While we do not see that many people dying from a painful death from full-blown AIDS symptoms, such as the Kaposi's Sarcoma or the Pneumocystis carnii, at rates seen in the mid-1980's, these souls actually do die from shorten lifespan with chronic diseases of cardiovascular aging. And very few odd cancers, like astroglialomas or hepatocarcinomas that normally happens in rodents...

While that does not negate the treatment with HAARTs and they are beneficial for treatments, there does have to be disclosure with these drugs, they are NOT aspirins or Tylenols--they are multi-functional pharmas, protease inhibitors, anti-retrovirucides, etc...

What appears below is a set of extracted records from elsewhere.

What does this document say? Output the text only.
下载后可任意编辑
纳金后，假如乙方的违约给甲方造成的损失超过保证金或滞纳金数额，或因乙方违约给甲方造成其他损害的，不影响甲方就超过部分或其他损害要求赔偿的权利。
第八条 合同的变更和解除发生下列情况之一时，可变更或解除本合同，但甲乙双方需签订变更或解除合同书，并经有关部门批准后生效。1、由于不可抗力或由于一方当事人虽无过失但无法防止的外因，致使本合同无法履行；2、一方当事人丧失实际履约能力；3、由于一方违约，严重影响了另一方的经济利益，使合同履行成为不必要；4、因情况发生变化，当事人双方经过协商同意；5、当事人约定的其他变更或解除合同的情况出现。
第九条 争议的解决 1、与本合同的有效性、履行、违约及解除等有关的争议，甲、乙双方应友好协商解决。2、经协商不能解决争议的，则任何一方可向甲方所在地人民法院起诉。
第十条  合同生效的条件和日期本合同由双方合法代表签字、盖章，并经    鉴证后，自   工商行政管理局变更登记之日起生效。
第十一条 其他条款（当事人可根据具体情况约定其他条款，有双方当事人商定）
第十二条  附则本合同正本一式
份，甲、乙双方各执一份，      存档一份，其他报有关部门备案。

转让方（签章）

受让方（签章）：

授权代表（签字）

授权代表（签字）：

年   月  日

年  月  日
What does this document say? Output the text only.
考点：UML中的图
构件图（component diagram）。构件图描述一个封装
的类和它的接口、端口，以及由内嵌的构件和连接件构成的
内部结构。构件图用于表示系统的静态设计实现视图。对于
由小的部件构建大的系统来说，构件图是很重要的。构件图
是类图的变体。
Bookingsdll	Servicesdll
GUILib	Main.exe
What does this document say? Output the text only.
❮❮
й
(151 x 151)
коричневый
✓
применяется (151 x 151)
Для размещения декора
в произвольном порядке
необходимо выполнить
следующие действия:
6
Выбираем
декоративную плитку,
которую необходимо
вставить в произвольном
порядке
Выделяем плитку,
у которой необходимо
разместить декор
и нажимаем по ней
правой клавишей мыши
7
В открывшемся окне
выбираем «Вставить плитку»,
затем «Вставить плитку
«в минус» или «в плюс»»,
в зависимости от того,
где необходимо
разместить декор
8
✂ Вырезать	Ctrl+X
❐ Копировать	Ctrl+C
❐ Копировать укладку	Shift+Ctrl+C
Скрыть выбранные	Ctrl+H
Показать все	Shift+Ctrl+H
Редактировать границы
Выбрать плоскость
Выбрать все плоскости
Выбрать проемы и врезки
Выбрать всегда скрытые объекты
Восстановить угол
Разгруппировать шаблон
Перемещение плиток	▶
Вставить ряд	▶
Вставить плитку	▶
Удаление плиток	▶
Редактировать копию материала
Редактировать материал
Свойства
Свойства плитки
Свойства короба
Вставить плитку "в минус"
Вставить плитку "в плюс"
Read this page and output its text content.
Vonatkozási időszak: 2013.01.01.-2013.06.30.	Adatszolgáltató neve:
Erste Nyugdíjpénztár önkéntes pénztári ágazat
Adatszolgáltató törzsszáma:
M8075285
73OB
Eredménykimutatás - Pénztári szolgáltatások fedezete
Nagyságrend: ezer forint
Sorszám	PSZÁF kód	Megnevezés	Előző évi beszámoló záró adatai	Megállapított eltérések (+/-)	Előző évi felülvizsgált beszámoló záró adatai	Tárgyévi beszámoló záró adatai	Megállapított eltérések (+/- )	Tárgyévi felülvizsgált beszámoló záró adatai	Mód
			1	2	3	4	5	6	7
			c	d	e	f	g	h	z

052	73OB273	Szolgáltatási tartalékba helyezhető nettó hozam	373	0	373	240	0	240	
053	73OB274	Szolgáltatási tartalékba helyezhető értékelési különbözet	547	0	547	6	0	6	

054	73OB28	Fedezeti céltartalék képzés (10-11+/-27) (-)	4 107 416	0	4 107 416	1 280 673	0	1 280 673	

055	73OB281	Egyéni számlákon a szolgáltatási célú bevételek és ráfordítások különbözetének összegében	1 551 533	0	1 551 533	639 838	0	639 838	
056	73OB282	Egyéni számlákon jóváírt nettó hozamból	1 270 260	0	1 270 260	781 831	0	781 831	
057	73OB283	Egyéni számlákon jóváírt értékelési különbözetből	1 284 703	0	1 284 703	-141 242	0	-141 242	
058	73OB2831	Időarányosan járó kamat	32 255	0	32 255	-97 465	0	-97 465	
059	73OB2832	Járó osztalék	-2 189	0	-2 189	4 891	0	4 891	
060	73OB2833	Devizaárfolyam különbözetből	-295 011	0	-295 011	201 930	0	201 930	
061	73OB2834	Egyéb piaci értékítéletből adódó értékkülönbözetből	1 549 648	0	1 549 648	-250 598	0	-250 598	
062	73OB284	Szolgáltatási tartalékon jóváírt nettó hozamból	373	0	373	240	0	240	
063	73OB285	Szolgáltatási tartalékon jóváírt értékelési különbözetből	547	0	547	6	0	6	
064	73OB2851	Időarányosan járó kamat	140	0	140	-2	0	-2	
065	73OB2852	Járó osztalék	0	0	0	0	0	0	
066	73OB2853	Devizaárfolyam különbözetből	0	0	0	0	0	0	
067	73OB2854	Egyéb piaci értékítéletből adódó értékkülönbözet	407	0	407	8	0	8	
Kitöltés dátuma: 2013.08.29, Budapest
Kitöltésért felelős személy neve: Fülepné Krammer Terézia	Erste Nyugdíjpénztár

Most lay people really do not get that fact, making it a PART of a public health issue rather than a physician ONLY issue...

How do I know as a former R21 NIH awarded research scientist, hospice caregiving is NOT a joke...

Just trying to help...
The causes of death in HIV/AIDS has evolved over time significantly. Lifespan after diagnosis can be many decades now. I agree that these drugs are not totally benign drugs. Lipoatrophy, pancreatitis are common side effects, though the newer drugs are less likely to cause these side effects. One of the major problems with the earlier drugs has been improved with the newer drugs...fewer pills fewer times a day. This also decreases the likelihood of multidrug resistance since patients are less likely to miss their doses. Sure there are still problems, but therapy is fairly benign for the average patient. This allows the patients to live normal lives. Jumping to stem cell transplants, however, will result in costly and deadly results.
Hopefully with more time, researchers will continue to find drugs that suppress the virus with even fewer side effects. All in all, there have been great leaps in treatment since the 80s.